No entries/exits counted for a known-walking doorway WiFi captive portal still up (camera task starts only after connect); or camera blocked/unfocused. Check LED: solid on = booting/uploading, off = counting. Run serial_monitor.py to see [CV] entry/exit log lines.

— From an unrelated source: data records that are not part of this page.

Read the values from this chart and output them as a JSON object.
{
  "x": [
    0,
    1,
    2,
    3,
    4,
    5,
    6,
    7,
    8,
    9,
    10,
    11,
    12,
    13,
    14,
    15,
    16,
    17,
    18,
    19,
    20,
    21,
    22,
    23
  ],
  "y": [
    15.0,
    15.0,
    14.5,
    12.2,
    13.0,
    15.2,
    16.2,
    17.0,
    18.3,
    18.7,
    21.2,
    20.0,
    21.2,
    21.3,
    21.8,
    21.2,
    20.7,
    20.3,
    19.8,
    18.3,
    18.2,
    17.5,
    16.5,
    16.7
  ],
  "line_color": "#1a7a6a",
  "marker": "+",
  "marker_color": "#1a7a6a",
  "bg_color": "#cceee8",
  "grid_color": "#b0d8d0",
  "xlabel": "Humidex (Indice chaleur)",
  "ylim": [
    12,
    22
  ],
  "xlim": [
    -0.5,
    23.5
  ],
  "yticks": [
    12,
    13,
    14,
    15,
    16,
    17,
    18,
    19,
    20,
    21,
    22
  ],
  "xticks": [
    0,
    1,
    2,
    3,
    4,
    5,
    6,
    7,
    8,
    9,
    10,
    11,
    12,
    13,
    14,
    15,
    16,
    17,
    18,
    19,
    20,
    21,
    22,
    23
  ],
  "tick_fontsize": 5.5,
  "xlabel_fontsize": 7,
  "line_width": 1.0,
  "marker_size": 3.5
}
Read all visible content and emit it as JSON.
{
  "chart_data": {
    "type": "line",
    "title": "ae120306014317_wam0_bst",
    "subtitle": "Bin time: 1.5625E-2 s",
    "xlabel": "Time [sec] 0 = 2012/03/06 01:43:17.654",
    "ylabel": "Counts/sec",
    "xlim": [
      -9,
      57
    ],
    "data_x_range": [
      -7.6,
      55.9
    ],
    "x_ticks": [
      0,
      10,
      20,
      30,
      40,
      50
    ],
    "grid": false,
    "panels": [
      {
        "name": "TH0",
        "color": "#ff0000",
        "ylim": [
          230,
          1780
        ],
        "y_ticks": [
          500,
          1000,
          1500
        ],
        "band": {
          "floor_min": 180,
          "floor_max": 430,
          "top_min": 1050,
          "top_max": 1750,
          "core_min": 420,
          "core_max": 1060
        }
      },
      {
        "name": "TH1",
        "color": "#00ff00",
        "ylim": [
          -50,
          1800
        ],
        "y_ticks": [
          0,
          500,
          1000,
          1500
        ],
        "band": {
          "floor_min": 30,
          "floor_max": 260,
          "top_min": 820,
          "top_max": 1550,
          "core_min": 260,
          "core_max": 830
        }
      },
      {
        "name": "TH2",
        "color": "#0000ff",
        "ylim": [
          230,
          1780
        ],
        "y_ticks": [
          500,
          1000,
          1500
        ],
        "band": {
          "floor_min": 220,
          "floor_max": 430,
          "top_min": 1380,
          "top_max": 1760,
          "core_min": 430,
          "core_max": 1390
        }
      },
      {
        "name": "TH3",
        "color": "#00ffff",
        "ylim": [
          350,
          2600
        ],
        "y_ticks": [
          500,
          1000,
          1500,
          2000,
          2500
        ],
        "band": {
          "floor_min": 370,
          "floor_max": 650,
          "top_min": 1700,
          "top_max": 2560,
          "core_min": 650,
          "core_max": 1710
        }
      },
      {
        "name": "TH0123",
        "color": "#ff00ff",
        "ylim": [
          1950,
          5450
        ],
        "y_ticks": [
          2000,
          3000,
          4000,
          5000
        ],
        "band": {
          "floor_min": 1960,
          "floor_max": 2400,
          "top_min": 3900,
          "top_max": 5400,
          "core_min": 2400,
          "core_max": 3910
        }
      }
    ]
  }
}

Capture a boot log with timestamps:

python tools/serial_monitor.py --port /dev/ttyUSB0 --reset --timestamp --seconds 30

Deploying firmware 1.1 (network resilience)

Flash command

cd firmware && pio run -e timercam -t upload

Expected first boot

On the serial log (115200 baud), the device prints the boot banner, then initializes event_log, then records the reset reason via EVT_BOOT. The first heartbeat fires roughly 60-70s after power-on (15s WiFi busy-wait + NTP sync + 60s BOOT_REPORT_DELAY_S). Monitor with pio device monitor or:

python tools/serial_monitor.py --port /dev/ttyUSB0 --reset --timestamp --seconds 90

What's new in 1.1

  • Event-driven WiFi reconnect with 1s→60s exponential backoff (net_guard module); disconnect reasons logged.
  • HTTP timeouts (5s connect / 10s response) + 3-try retry on every POST.
  • ESP-IDF Task Watchdog (30s) on camera, reporter, and loop tasks; panic → reboot → reason surfaces in the next heartbeat.
  • Software heartbeat-miss watchdog: 6 consecutive missed heartbeats (~6 h) triggers a clean reboot.
  • Persistent NVS event-log ring buffer (32 entries) surfaced in the heartbeat's recent_events field.
  • New heartbeat fields: reset_reason, heap_free, heap_min_free, last_disconnect_code, recent_events.

24-hour field checks

After deploying a device, run through this checklist against the server's heartbeat records at the 24-hour mark:

  • Heartbeat count ≥ 22 — ≥ 92% uptime across 24 h at the hourly cadence.
  • No sustained t=6 (EVT_HEARTBEAT_MISS) entries in recent_events — transient singletons are expected; repeated misses indicate a sticky network problem worth investigating.
  • heap_min_free stable day over day — a downward drift indicates a leak. Alert threshold: min-free drops by more than 20% vs baseline.
  • last_disconnect_code matches known AP behavior — reason 8 (assoc lost) and reason 15 (4-way handshake timeout) are common on busy APs; recurring reason 200+ indicates a firmware bug.
  • reset_reason has no unexpected values — see table below.
reset_reason Meaning Expected?
1 Power-on Normal immediately after a deployment.
4 Software reset (our ESP.restart()) Correlate with EVT_REBOOT in recent_events.
6 Task watchdog Investigate — a task hung for 30s.
7 Brownout Investigate power supply / USB cable.
8 SDIO reset Unusual — investigate.

Decoding recent_events

The recent_events array is a ring buffer of {t, d0, d1, ts} entries. Tag definitions live in firmware/lib/event_log/event_log.h:

t Event d0 d1
1 EVT_BOOT esp_reset_reason()
2 EVT_WIFI_UP RSSI
3 EVT_WIFI_DOWN disconnect reason code; 0xFF = silent-death fallback
4 EVT_HTTP_OK fnv1a-16 path hash elapsed ms (capped at 65535)
5 EVT_HTTP_FAIL path hash HTTP status or negative errno cast to uint16
6 EVT_HEARTBEAT_MISS consecutive miss count
7 EVT_NTP_SYNC reserved
8 EVT_REBOOT RebootReason: 1=HEARTBEAT_MISS, 2=FACTORY_RESET, 3=OTA, 4=WIFI_REPROV

Server-side decoder tables (EVENT_TAG_DECODER, REBOOT_REASON_DECODER) live in server/heartbeat_diagnostics_stub.py.